Environ 800 000 étudiants sont concernés par cette aide. Cette piste d’économies envisagée par le gouvernement risque de causer la grogne des allocataires.

Pour les étudiants, la période estivale va souvent de pair avec la recherche d’un logement. Autant dire que le timing choisi par le gouvernement pour l’annonce de la baisse de l’APL, l’aide personnalisée au logement, n’est pas des plus heureux. Et ce d’autant plus, révèle LCI, qu’elle pourrait intervenir dès la rentrée prochaine.

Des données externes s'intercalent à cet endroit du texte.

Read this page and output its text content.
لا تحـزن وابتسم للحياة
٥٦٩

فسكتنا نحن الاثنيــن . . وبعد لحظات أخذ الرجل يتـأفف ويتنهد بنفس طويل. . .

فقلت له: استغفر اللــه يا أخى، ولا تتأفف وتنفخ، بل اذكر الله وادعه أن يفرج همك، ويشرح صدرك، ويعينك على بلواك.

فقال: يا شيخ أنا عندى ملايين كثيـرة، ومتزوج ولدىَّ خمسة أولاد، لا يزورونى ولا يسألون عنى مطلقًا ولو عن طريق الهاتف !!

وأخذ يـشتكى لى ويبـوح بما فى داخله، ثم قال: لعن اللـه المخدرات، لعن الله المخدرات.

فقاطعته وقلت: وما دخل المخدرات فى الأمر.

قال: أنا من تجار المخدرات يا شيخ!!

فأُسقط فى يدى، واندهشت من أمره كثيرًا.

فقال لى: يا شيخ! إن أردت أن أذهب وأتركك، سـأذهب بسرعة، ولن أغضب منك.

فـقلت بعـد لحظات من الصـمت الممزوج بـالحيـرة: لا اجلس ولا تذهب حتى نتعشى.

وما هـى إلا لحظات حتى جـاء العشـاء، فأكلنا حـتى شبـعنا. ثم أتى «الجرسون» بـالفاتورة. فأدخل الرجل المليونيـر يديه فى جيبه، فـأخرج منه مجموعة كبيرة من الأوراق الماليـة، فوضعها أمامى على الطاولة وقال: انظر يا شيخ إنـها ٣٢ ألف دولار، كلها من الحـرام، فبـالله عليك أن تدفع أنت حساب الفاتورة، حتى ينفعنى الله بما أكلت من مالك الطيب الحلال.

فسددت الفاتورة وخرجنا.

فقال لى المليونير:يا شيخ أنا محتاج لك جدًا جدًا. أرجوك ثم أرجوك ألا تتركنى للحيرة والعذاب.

Jeudi, à l’Assemblée nationale, lors du débat d’orientation des finances publiques pour 2018, Gérald Darmanin, le ministre de l’Action et des Comptes publics, a réaffirmé la volonté du gouvernement de réduire à tout prix les dépenses publiques. «Tous les objectifs du gouvernement sont liés à la réduction du poids des dépenses publiques», a martelé le ministre. Dans sa ligne de mire : les aides personnalisées au logement, qui représentent 20 milliards d’euros de dépenses en 2016 pour l’Etat et 40% des aides au logement. Elles constituent l’aide principale dont disposent les étudiants pour s’acquitter de leur loyer. Elles ont été touchées par plus de 2,6 millions de foyers au premier trimestre 2017, pour une aide moyenne de 225 euros par allocataire.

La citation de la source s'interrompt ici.